The toughest thing is the bruises, Dudley contended. “Some games you jog out onto the floor when a minute before you didn’t think you could bend over long enough to lace up your shoes. A good thing about lacrosse is fewer serious injuries. In hockey, there are many more knee injuries because a player lacks the balance on skates that he has on his own two feet. Besides, the skates will dig in and pop go the knees.”
It was an interesting winter for Duffy McCarthy, touring Europe—playing hockey outdoors, indoors and halfway between—in the Continent’s experiment with pro hockey.
He was pleased on his return to Canada to find that not only was there a new lacrosse league, but that he had been drafted by Tomahawks who would operate out of Toronto, a city adjacent to his Mississauga home.

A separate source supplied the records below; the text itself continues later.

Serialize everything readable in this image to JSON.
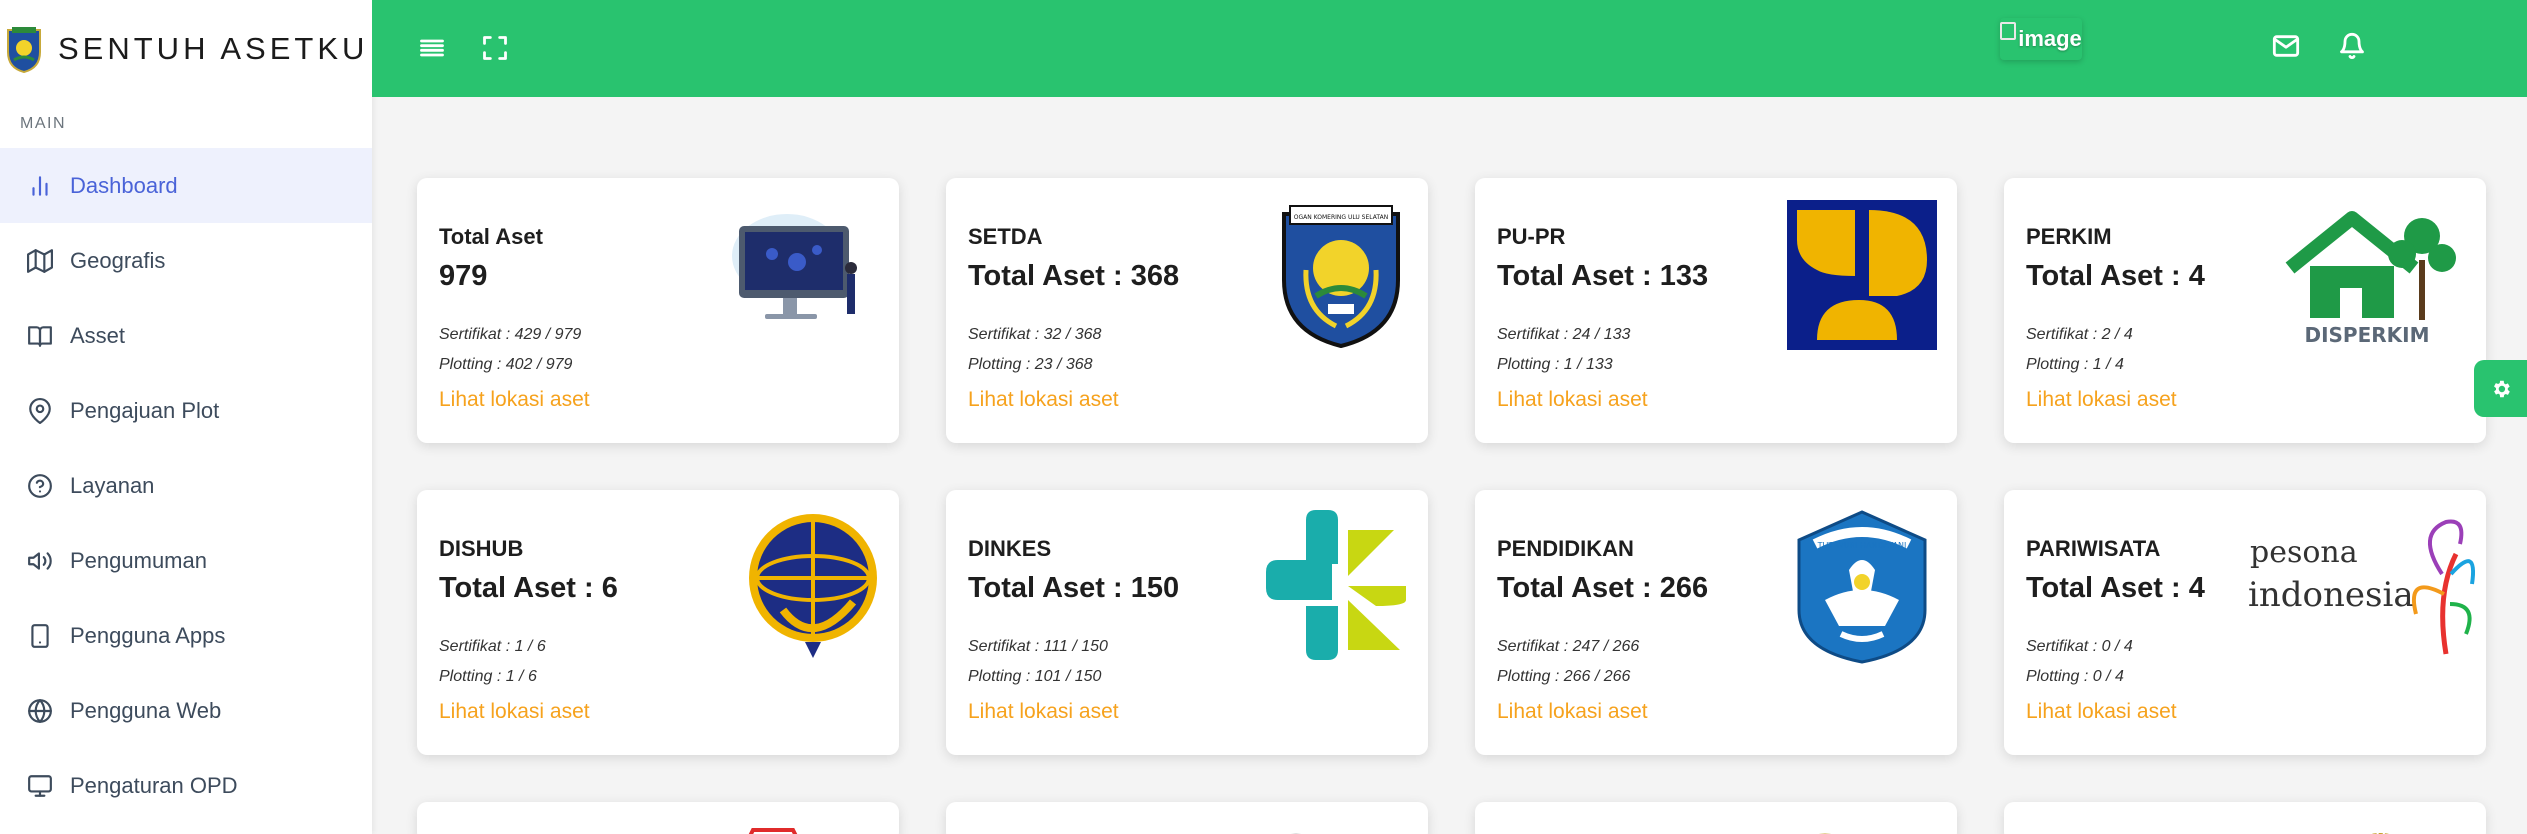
{
  "app": {
    "title": "SENTUH ASETKU"
  },
  "sidebar": {
    "section_label": "MAIN",
    "items": [
      {
        "label": "Dashboard",
        "icon": "bar-chart-icon",
        "active": true
      },
      {
        "label": "Geografis",
        "icon": "map-icon"
      },
      {
        "label": "Asset",
        "icon": "book-icon"
      },
      {
        "label": "Pengajuan Plot",
        "icon": "map-pin-icon"
      },
      {
        "label": "Layanan",
        "icon": "help-circle-icon"
      },
      {
        "label": "Pengumuman",
        "icon": "megaphone-icon"
      },
      {
        "label": "Pengguna Apps",
        "icon": "smartphone-icon"
      },
      {
        "label": "Pengguna Web",
        "icon": "globe-icon"
      },
      {
        "label": "Pengaturan OPD",
        "icon": "monitor-icon"
      }
    ]
  },
  "header": {
    "menu_icon": "menu-icon",
    "fullscreen_icon": "fullscreen-icon",
    "mail_icon": "mail-icon",
    "bell_icon": "bell-icon",
    "avatar_alt": "image"
  },
  "cards": [
    {
      "name": "Total Aset",
      "total": "979",
      "sertifikat": "Sertifikat : 429 / 979",
      "plotting": "Plotting : 402 / 979",
      "link": "Lihat lokasi aset",
      "logo": "computer-illustration"
    },
    {
      "name": "SETDA",
      "total": "Total Aset : 368",
      "sertifikat": "Sertifikat : 32 / 368",
      "plotting": "Plotting : 23 / 368",
      "link": "Lihat lokasi aset",
      "logo": "oku-selatan-emblem",
      "logo_text": "OGAN KOMERING ULU SELATAN"
    },
    {
      "name": "PU-PR",
      "total": "Total Aset : 133",
      "sertifikat": "Sertifikat : 24 / 133",
      "plotting": "Plotting : 1 / 133",
      "link": "Lihat lokasi aset",
      "logo": "pupr-logo"
    },
    {
      "name": "PERKIM",
      "total": "Total Aset : 4",
      "sertifikat": "Sertifikat : 2 / 4",
      "plotting": "Plotting : 1 / 4",
      "link": "Lihat lokasi aset",
      "logo": "disperkim-logo",
      "logo_text": "DISPERKIM"
    },
    {
      "name": "DISHUB",
      "total": "Total Aset : 6",
      "sertifikat": "Sertifikat : 1 / 6",
      "plotting": "Plotting : 1 / 6",
      "link": "Lihat lokasi aset",
      "logo": "dishub-logo"
    },
    {
      "name": "DINKES",
      "total": "Total Aset : 150",
      "sertifikat": "Sertifikat : 111 / 150",
      "plotting": "Plotting : 101 / 150",
      "link": "Lihat lokasi aset",
      "logo": "kemenkes-logo"
    },
    {
      "name": "PENDIDIKAN",
      "total": "Total Aset : 266",
      "sertifikat": "Sertifikat : 247 / 266",
      "plotting": "Plotting : 266 / 266",
      "link": "Lihat lokasi aset",
      "logo": "tut-wuri-handayani-logo",
      "logo_text": "TUT WURI HANDAYANI"
    },
    {
      "name": "PARIWISATA",
      "total": "Total Aset : 4",
      "sertifikat": "Sertifikat : 0 / 4",
      "plotting": "Plotting : 0 / 4",
      "link": "Lihat lokasi aset",
      "logo": "pesona-indonesia-logo",
      "logo_text_1": "pesona",
      "logo_text_2": "indonesia"
    }
  ],
  "colors": {
    "header": "#29c36f",
    "active": "#4a63d8",
    "link": "#f6a21d"
  }
}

At 5-foot-9 and 175 pounds, McCarthy hasn’t terrorized pro sport to the extent of Dudley, nor has he approached the performance in hockey of the skillful Favell. In lacrosse, however, he is every bit as good.
“I’d like to make a living playing lacrosse. This league is going to go and I’m going to be a part of it for as long as I can,” McCarthy said, echoing in part the sentiments of Philadelphia Flyers’ retired defenceman Barry Ashbee who said he would rather play lacrosse than hockey.
Ashbee, an executive with Philly Wings, John Ferguson, three-position man with Montreal Les Quebecois and Jack Bionda, Philly GM, have hockey backgrounds. Their theme is common—lacrosse is the better sport.
No wonder then that McCarthy, a hockey Lion in winter, is content to aim for excellence in the sport the Indians invented a couple of centuries ago as “baggataway.”